3 Mart 2016 Perşembe

03.03.1974 Türk Hava Yolları Paris Kazası’nın Astrolojik Analizi



Takvimler günümüzün tarihinden tam 42 yıl öncesindeki bir pazarı gösterdiğinde, 40. yılı henüz doldurmuş olan milli havayolu firmamızın en yeni ve gelişmiş uçaklarından biri, dünya havacılık tarihindeki en ölümcül kazayı gerçekleştiriyordu.
İşte tam 42 yıl sonra bu elim kazanın astrolojik analizini ve o felakete hangi göstergelerin neden olduğunu irdelemeye çalışacağız.

Türk Hava Yolları 1970'lere kadar ağır gelişmekte olan bir kurumdu ve rakiplerinden biraz geç olarak 1967 yılında jet yolcu uçaklarıyla tanışabildi. Daha önce İngiliz, Hollandalı ve Alman menşeili turboprop yolcu uçakları kullanmış olan kurum, jet çağına daha önce aynı firmanın ikinci dünya savaşı için ürettiği ve savaş sonrası hibe ile gelen DC3 ve C47 modellerini üreten Amerikan Douglas firmasından orta menzilli, dar koridorlu DC 9 modelinde karar kılmıştı. DC9, o sıralar tüm dünyanın güvenle uçurduğu ve çok tercih edilen bir modeldi. Üretici firma Douglas, aynı yıl savaş uçakları üretimine ağırlık veren McDonnel firmasıyla güçlerini birleştirdi. Ezeli rakip Boeing ve McDonnel Douglas, dünya havacılık endüstrisine yön veren ve tekelleşmeye doğru giden iki firma durumundaydı.

1969 yılında aya yolculuk yapacak seviyeye gelen insanoğlu, uzay teknolojisini güncel hava taşıtlarına da uyarlamaya başlayınca rekabet oldukça kızışmıştı. Fransa ile İngiltere ortaklığından supersonic jet Concorde ve Boeing'in devasa 747'si aynı dönemlerde test uçuşlarına başlamıştı. Birleşme sonrasında bu rekabete ayak uydurmaya çalışan McDonnel Douglas ise kısa süre içerisinde mühendisliğini geliştirmiş olduğu DC10 modeli ile pazara girmeye uğraşıyordu. DC10, neredeyse rakibi 747 boyutlarına yakın, geniş gövdeli, orta menzilli ve yüksek yolcu kapasiteli bir modeldi. İkisi kanatların altında, birisi de kuyruk bölgesinde olmak üzere 3 motorlu devasa bir uçaktı. Bir başka rakip olan Lockheed firması da DC10'a tasarım olarak oldukça benzeyen Tristar 1011 modelini pazara yetiştirmeye uğraşıyordu. Rekabet kızıştıkça bu son teknoloji devasa jetleri üst üste sipariş veren özel veya milli havayolu firmalarının sayısı artıyordu.

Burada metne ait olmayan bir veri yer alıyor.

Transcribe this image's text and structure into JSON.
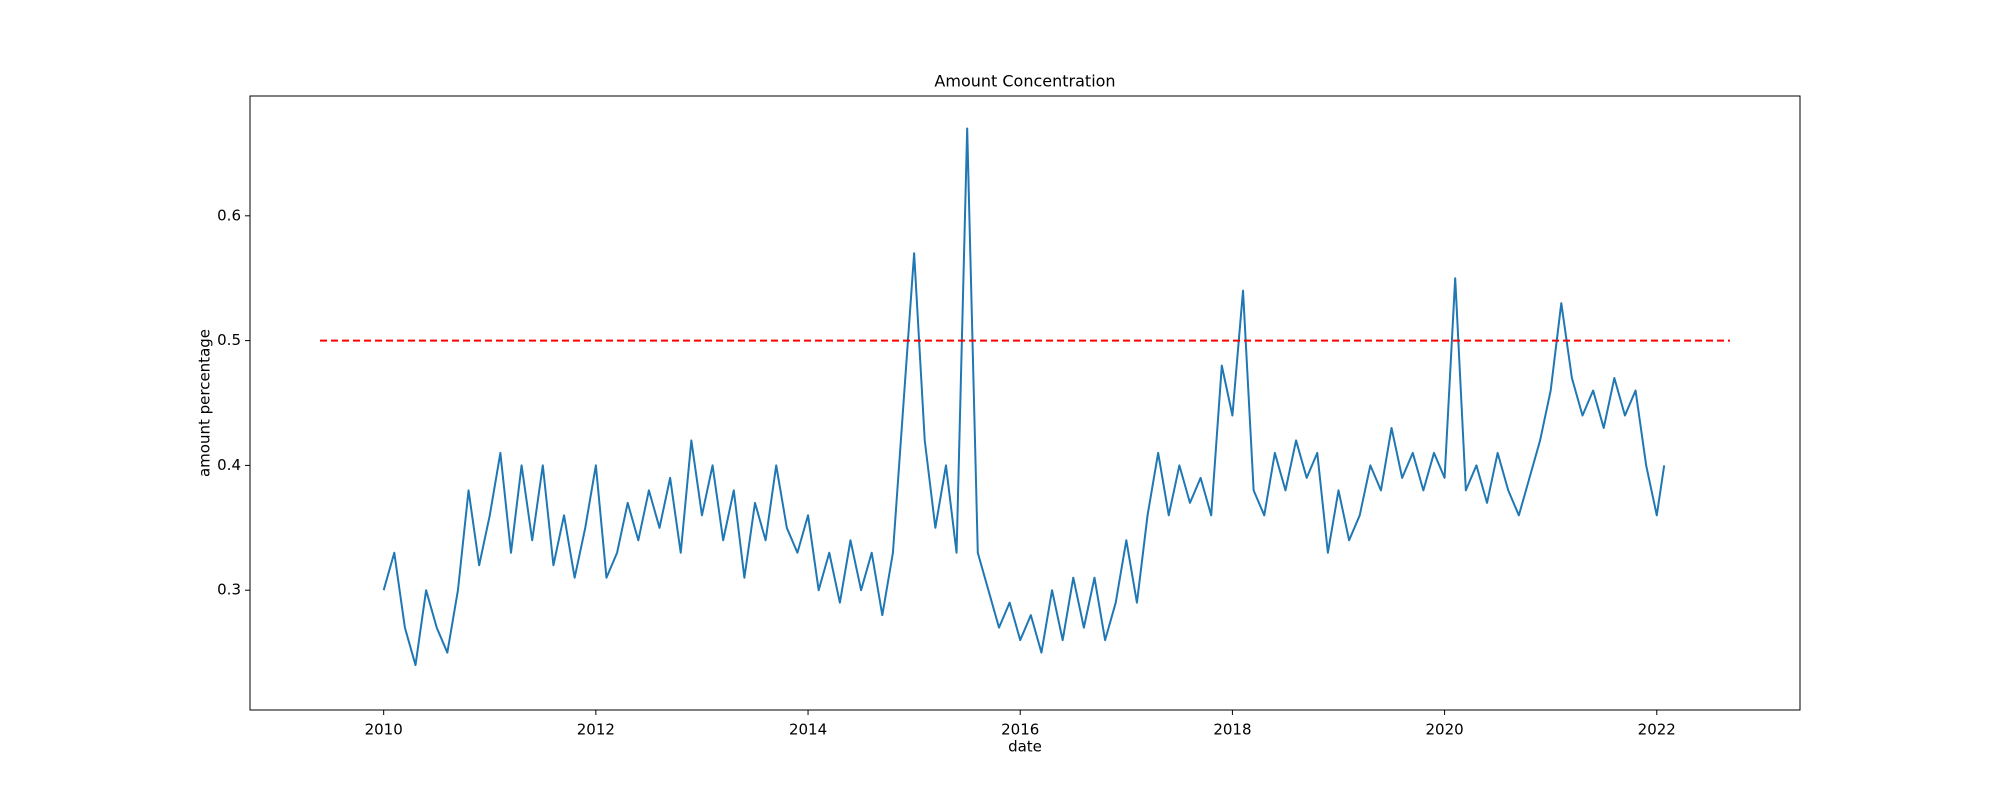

Uzay teknolojisini sindirdiğini sanan amerikan havacılık sanayi, tek uçakla çok yolcu taşımanın hesaplarını yaparken de kar edeceklerinden emin olarak adımlarını atıyorlardı. DC10 çok sofistike ve karmaşık düzeneklerin olduğu bir tasarım felaketiydi. İç modüllemeye göre ortalama 350 yolcu taşıyabilecek bir kapasiteye sahipti ve ilk tanıtılan modelleri tamamiyle yakıt, bagaj ve yolcu dolu halde 7.000 km menzile ulaşabiliyordu. Rakamlar çok rekabetçiydi ama işletmeye alındıktan sonra dünyanın başına bela olabileceklerini ve binlerce insanın hayatını kaybedecek kusurlara sahip uçan tabutlar olarak ün kazanacakları zamanla ortaya çıkacaktı.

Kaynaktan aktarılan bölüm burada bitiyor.